La Cour des miracles, bien sûr, c’est le royaume d’Esméralda l’égyptienne, la dompteuse de l’extrême, la danseuse de la mort, la sauveuse de poète, la malheureuse, la mal aimée, assassinée pour la vérité de ses désirs, une grande dame.

C’est Angélique aussi, nommée la merveilleuse, marquise des mendiants et des voleurs, voyageuse des fonds de cales, qui perd encore et sans cesse tout ce qu’elle a conquis, Robert Hossein et l’alchimie, son palais et sa famille.

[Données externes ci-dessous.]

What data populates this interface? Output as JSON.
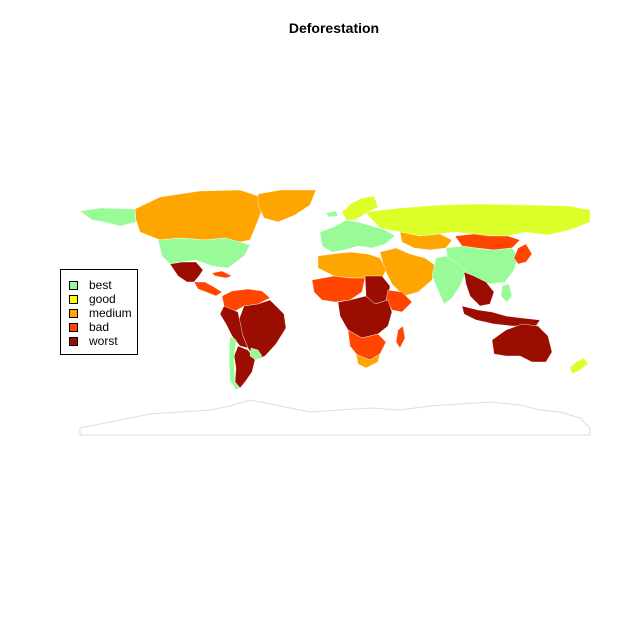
{
  "title": "Deforestation",
  "colors": {
    "best": "#98fb98",
    "good": "#ffff00",
    "medium": "#ffa500",
    "bad": "#ff4500",
    "worst": "#9b0d00",
    "fringe": "#dcff2a",
    "antarctica_outline": "#dddddd"
  },
  "legend": [
    {
      "key": "best",
      "label": "best",
      "color": "#98fb98"
    },
    {
      "key": "good",
      "label": "good",
      "color": "#ffff00"
    },
    {
      "key": "medium",
      "label": "medium",
      "color": "#ffa500"
    },
    {
      "key": "bad",
      "label": "bad",
      "color": "#ff4500"
    },
    {
      "key": "worst",
      "label": "worst",
      "color": "#9b0d00"
    }
  ],
  "regions": [
    {
      "name": "canada",
      "class": "medium"
    },
    {
      "name": "greenland",
      "class": "medium"
    },
    {
      "name": "alaska",
      "class": "best"
    },
    {
      "name": "usa",
      "class": "best"
    },
    {
      "name": "mexico",
      "class": "worst"
    },
    {
      "name": "central-america",
      "class": "bad"
    },
    {
      "name": "cuba",
      "class": "bad"
    },
    {
      "name": "colombia-venezuela",
      "class": "bad"
    },
    {
      "name": "brazil",
      "class": "worst"
    },
    {
      "name": "peru-bolivia",
      "class": "worst"
    },
    {
      "name": "argentina",
      "class": "worst"
    },
    {
      "name": "chile",
      "class": "best"
    },
    {
      "name": "paraguay-uruguay",
      "class": "best"
    },
    {
      "name": "russia",
      "class": "fringe"
    },
    {
      "name": "scandinavia",
      "class": "fringe"
    },
    {
      "name": "europe",
      "class": "best"
    },
    {
      "name": "iceland",
      "class": "best"
    },
    {
      "name": "china",
      "class": "best"
    },
    {
      "name": "india",
      "class": "best"
    },
    {
      "name": "mongolia",
      "class": "bad"
    },
    {
      "name": "kazakhstan",
      "class": "medium"
    },
    {
      "name": "middle-east",
      "class": "medium"
    },
    {
      "name": "north-africa",
      "class": "medium"
    },
    {
      "name": "west-africa",
      "class": "bad"
    },
    {
      "name": "sudan",
      "class": "worst"
    },
    {
      "name": "ethiopia",
      "class": "bad"
    },
    {
      "name": "central-africa",
      "class": "worst"
    },
    {
      "name": "southern-africa",
      "class": "bad"
    },
    {
      "name": "south-africa",
      "class": "medium"
    },
    {
      "name": "madagascar",
      "class": "bad"
    },
    {
      "name": "southeast-asia",
      "class": "worst"
    },
    {
      "name": "indonesia",
      "class": "worst"
    },
    {
      "name": "philippines",
      "class": "best"
    },
    {
      "name": "japan",
      "class": "bad"
    },
    {
      "name": "australia",
      "class": "worst"
    },
    {
      "name": "new-zealand",
      "class": "fringe"
    },
    {
      "name": "antarctica",
      "class": "antarctica_outline"
    }
  ]
}
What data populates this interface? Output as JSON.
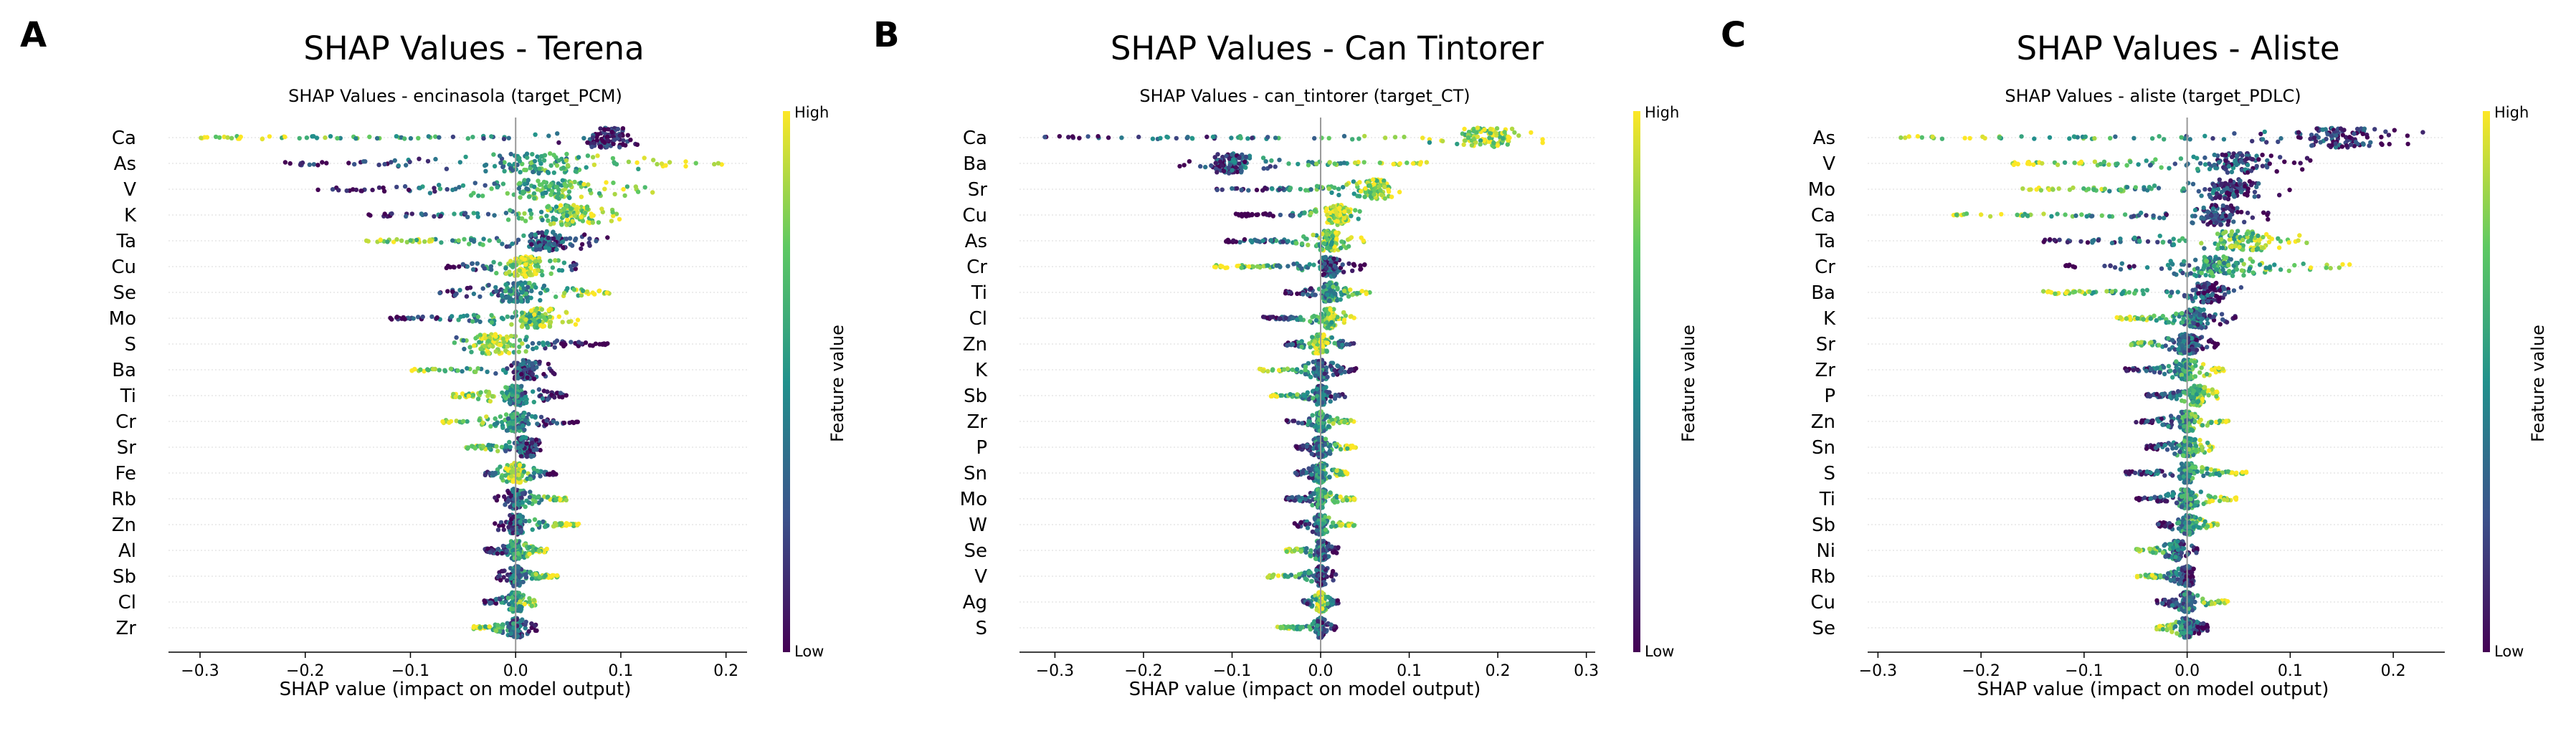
{
  "chart_data": [
    {
      "type": "scatter",
      "panel_letter": "A",
      "title": "SHAP Values - Terena",
      "subtitle": "SHAP Values - encinasola (target_PCM)",
      "xlabel": "SHAP value (impact on model output)",
      "colorbar_label": "Feature value",
      "colorbar_high": "High",
      "colorbar_low": "Low",
      "xlim": [
        -0.33,
        0.22
      ],
      "xticks": [
        -0.3,
        -0.2,
        -0.1,
        0.0,
        0.1,
        0.2
      ],
      "xtick_labels": [
        "−0.3",
        "−0.2",
        "−0.1",
        "0.0",
        "0.1",
        "0.2"
      ],
      "features": [
        {
          "name": "Ca",
          "min": -0.3,
          "max": 0.12,
          "peak": 0.09,
          "width": 0.06,
          "hi": -1
        },
        {
          "name": "As",
          "min": -0.22,
          "max": 0.2,
          "peak": 0.02,
          "width": 0.12,
          "hi": 1
        },
        {
          "name": "V",
          "min": -0.19,
          "max": 0.14,
          "peak": 0.03,
          "width": 0.1,
          "hi": 1
        },
        {
          "name": "K",
          "min": -0.14,
          "max": 0.1,
          "peak": 0.05,
          "width": 0.06,
          "hi": 1
        },
        {
          "name": "Ta",
          "min": -0.15,
          "max": 0.09,
          "peak": 0.03,
          "width": 0.06,
          "hi": -1
        },
        {
          "name": "Cu",
          "min": -0.07,
          "max": 0.06,
          "peak": 0.01,
          "width": 0.04,
          "hi": 0
        },
        {
          "name": "Se",
          "min": -0.08,
          "max": 0.09,
          "peak": 0.0,
          "width": 0.05,
          "hi": 1
        },
        {
          "name": "Mo",
          "min": -0.12,
          "max": 0.06,
          "peak": 0.02,
          "width": 0.05,
          "hi": 1
        },
        {
          "name": "S",
          "min": -0.06,
          "max": 0.09,
          "peak": -0.02,
          "width": 0.05,
          "hi": 0
        },
        {
          "name": "Ba",
          "min": -0.1,
          "max": 0.04,
          "peak": 0.01,
          "width": 0.03,
          "hi": -1
        },
        {
          "name": "Ti",
          "min": -0.06,
          "max": 0.05,
          "peak": 0.0,
          "width": 0.03,
          "hi": -1
        },
        {
          "name": "Cr",
          "min": -0.07,
          "max": 0.06,
          "peak": 0.0,
          "width": 0.03,
          "hi": -1
        },
        {
          "name": "Sr",
          "min": -0.05,
          "max": 0.03,
          "peak": 0.01,
          "width": 0.025,
          "hi": -1
        },
        {
          "name": "Fe",
          "min": -0.03,
          "max": 0.04,
          "peak": 0.0,
          "width": 0.02,
          "hi": 0
        },
        {
          "name": "Rb",
          "min": -0.02,
          "max": 0.05,
          "peak": 0.0,
          "width": 0.02,
          "hi": 1
        },
        {
          "name": "Zn",
          "min": -0.02,
          "max": 0.06,
          "peak": 0.0,
          "width": 0.02,
          "hi": 1
        },
        {
          "name": "Al",
          "min": -0.03,
          "max": 0.03,
          "peak": 0.0,
          "width": 0.015,
          "hi": 1
        },
        {
          "name": "Sb",
          "min": -0.02,
          "max": 0.04,
          "peak": 0.0,
          "width": 0.015,
          "hi": 1
        },
        {
          "name": "Cl",
          "min": -0.03,
          "max": 0.02,
          "peak": 0.0,
          "width": 0.015,
          "hi": 1
        },
        {
          "name": "Zr",
          "min": -0.04,
          "max": 0.02,
          "peak": 0.0,
          "width": 0.015,
          "hi": -1
        }
      ]
    },
    {
      "type": "scatter",
      "panel_letter": "B",
      "title": "SHAP Values - Can Tintorer",
      "subtitle": "SHAP Values - can_tintorer (target_CT)",
      "xlabel": "SHAP value (impact on model output)",
      "colorbar_label": "Feature value",
      "colorbar_high": "High",
      "colorbar_low": "Low",
      "xlim": [
        -0.34,
        0.31
      ],
      "xticks": [
        -0.3,
        -0.2,
        -0.1,
        0.0,
        0.1,
        0.2,
        0.3
      ],
      "xtick_labels": [
        "−0.3",
        "−0.2",
        "−0.1",
        "0.0",
        "0.1",
        "0.2",
        "0.3"
      ],
      "features": [
        {
          "name": "Ca",
          "min": -0.32,
          "max": 0.28,
          "peak": 0.19,
          "width": 0.08,
          "hi": 1
        },
        {
          "name": "Ba",
          "min": -0.16,
          "max": 0.12,
          "peak": -0.1,
          "width": 0.05,
          "hi": 1
        },
        {
          "name": "Sr",
          "min": -0.12,
          "max": 0.09,
          "peak": 0.06,
          "width": 0.05,
          "hi": 1
        },
        {
          "name": "Cu",
          "min": -0.1,
          "max": 0.05,
          "peak": 0.02,
          "width": 0.03,
          "hi": 0
        },
        {
          "name": "As",
          "min": -0.11,
          "max": 0.05,
          "peak": 0.01,
          "width": 0.03,
          "hi": 1
        },
        {
          "name": "Cr",
          "min": -0.12,
          "max": 0.05,
          "peak": 0.01,
          "width": 0.03,
          "hi": -1
        },
        {
          "name": "Ti",
          "min": -0.04,
          "max": 0.06,
          "peak": 0.01,
          "width": 0.02,
          "hi": 1
        },
        {
          "name": "Cl",
          "min": -0.07,
          "max": 0.04,
          "peak": 0.01,
          "width": 0.02,
          "hi": 1
        },
        {
          "name": "Zn",
          "min": -0.04,
          "max": 0.04,
          "peak": 0.0,
          "width": 0.02,
          "hi": 0
        },
        {
          "name": "K",
          "min": -0.07,
          "max": 0.04,
          "peak": 0.0,
          "width": 0.02,
          "hi": -1
        },
        {
          "name": "Sb",
          "min": -0.06,
          "max": 0.03,
          "peak": 0.0,
          "width": 0.015,
          "hi": -1
        },
        {
          "name": "Zr",
          "min": -0.04,
          "max": 0.04,
          "peak": 0.0,
          "width": 0.015,
          "hi": 1
        },
        {
          "name": "P",
          "min": -0.03,
          "max": 0.04,
          "peak": 0.0,
          "width": 0.015,
          "hi": 1
        },
        {
          "name": "Sn",
          "min": -0.03,
          "max": 0.03,
          "peak": 0.0,
          "width": 0.015,
          "hi": 1
        },
        {
          "name": "Mo",
          "min": -0.04,
          "max": 0.04,
          "peak": 0.0,
          "width": 0.015,
          "hi": 1
        },
        {
          "name": "W",
          "min": -0.03,
          "max": 0.04,
          "peak": 0.0,
          "width": 0.015,
          "hi": 1
        },
        {
          "name": "Se",
          "min": -0.04,
          "max": 0.02,
          "peak": 0.0,
          "width": 0.015,
          "hi": -1
        },
        {
          "name": "V",
          "min": -0.06,
          "max": 0.02,
          "peak": 0.0,
          "width": 0.015,
          "hi": -1
        },
        {
          "name": "Ag",
          "min": -0.02,
          "max": 0.02,
          "peak": 0.0,
          "width": 0.01,
          "hi": 0
        },
        {
          "name": "S",
          "min": -0.05,
          "max": 0.02,
          "peak": 0.0,
          "width": 0.01,
          "hi": -1
        }
      ]
    },
    {
      "type": "scatter",
      "panel_letter": "C",
      "title": "SHAP Values - Aliste",
      "subtitle": "SHAP Values - aliste (target_PDLC)",
      "xlabel": "SHAP value (impact on model output)",
      "colorbar_label": "Feature value",
      "colorbar_high": "High",
      "colorbar_low": "Low",
      "xlim": [
        -0.31,
        0.25
      ],
      "xticks": [
        -0.3,
        -0.2,
        -0.1,
        0.0,
        0.1,
        0.2
      ],
      "xtick_labels": [
        "−0.3",
        "−0.2",
        "−0.1",
        "0.0",
        "0.1",
        "0.2"
      ],
      "features": [
        {
          "name": "As",
          "min": -0.28,
          "max": 0.23,
          "peak": 0.15,
          "width": 0.1,
          "hi": -1
        },
        {
          "name": "V",
          "min": -0.17,
          "max": 0.12,
          "peak": 0.05,
          "width": 0.08,
          "hi": -1
        },
        {
          "name": "Mo",
          "min": -0.16,
          "max": 0.1,
          "peak": 0.04,
          "width": 0.07,
          "hi": -1
        },
        {
          "name": "Ca",
          "min": -0.24,
          "max": 0.08,
          "peak": 0.03,
          "width": 0.05,
          "hi": -1
        },
        {
          "name": "Ta",
          "min": -0.14,
          "max": 0.12,
          "peak": 0.05,
          "width": 0.08,
          "hi": 1
        },
        {
          "name": "Cr",
          "min": -0.12,
          "max": 0.16,
          "peak": 0.03,
          "width": 0.08,
          "hi": 1
        },
        {
          "name": "Ba",
          "min": -0.14,
          "max": 0.06,
          "peak": 0.02,
          "width": 0.04,
          "hi": -1
        },
        {
          "name": "K",
          "min": -0.07,
          "max": 0.05,
          "peak": 0.01,
          "width": 0.03,
          "hi": -1
        },
        {
          "name": "Sr",
          "min": -0.07,
          "max": 0.03,
          "peak": 0.0,
          "width": 0.025,
          "hi": -1
        },
        {
          "name": "Zr",
          "min": -0.06,
          "max": 0.04,
          "peak": 0.0,
          "width": 0.025,
          "hi": 1
        },
        {
          "name": "P",
          "min": -0.04,
          "max": 0.03,
          "peak": 0.01,
          "width": 0.02,
          "hi": 1
        },
        {
          "name": "Zn",
          "min": -0.05,
          "max": 0.04,
          "peak": 0.0,
          "width": 0.02,
          "hi": 1
        },
        {
          "name": "Sn",
          "min": -0.04,
          "max": 0.03,
          "peak": 0.0,
          "width": 0.02,
          "hi": 1
        },
        {
          "name": "S",
          "min": -0.06,
          "max": 0.06,
          "peak": 0.0,
          "width": 0.02,
          "hi": 1
        },
        {
          "name": "Ti",
          "min": -0.05,
          "max": 0.05,
          "peak": 0.0,
          "width": 0.02,
          "hi": 1
        },
        {
          "name": "Sb",
          "min": -0.03,
          "max": 0.03,
          "peak": 0.0,
          "width": 0.015,
          "hi": 1
        },
        {
          "name": "Ni",
          "min": -0.05,
          "max": 0.01,
          "peak": -0.01,
          "width": 0.015,
          "hi": -1
        },
        {
          "name": "Rb",
          "min": -0.05,
          "max": 0.01,
          "peak": 0.0,
          "width": 0.015,
          "hi": -1
        },
        {
          "name": "Cu",
          "min": -0.03,
          "max": 0.04,
          "peak": 0.0,
          "width": 0.015,
          "hi": 1
        },
        {
          "name": "Se",
          "min": -0.03,
          "max": 0.02,
          "peak": 0.0,
          "width": 0.015,
          "hi": -1
        }
      ]
    }
  ],
  "colormap": [
    "#440154",
    "#3b528b",
    "#21918c",
    "#5ec962",
    "#fde725"
  ]
}
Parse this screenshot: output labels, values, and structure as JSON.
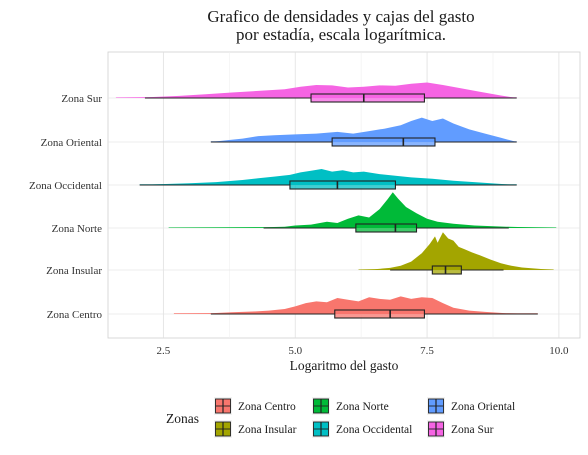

Terrible association entre un mythe total et un fantasme kitch : il est tant de référents dans notre imaginaire !

Aujourd’hui, j’aurais situé "la Cour des Miracles" quelque part dans le 18ème, vers "la goutte d’or" : les deux noms ont l’air d’être en filiation directe, vous ne trouvez pas ?

Et pourtant, non. La Cour des Miracles se nichait à proximité des Halles. Bien sûr ! Quel autre territoire aurait pu davantage tenter les brigands et les voyous ? Elle s’abritait au pied de la muraille de Charles V, entre la rue de Damiette et la rue des Forges.

Détruite en 1667 sur ordre du lieutenant de police La Reynie, elle s’est reconstituée au 18ème siècle.

Véritable cour, elle avait un roi - le roi des thunes, le coësre - et des délictueux officiers aux noms délicieux : archi-suppôts de l’argot, cagoux, coquillarts, courteaux de boutanche, calots, capons, francsmitoux, malingreux et autres marcandiers.

On dit qu'elle existe toujours, de l'autre côté …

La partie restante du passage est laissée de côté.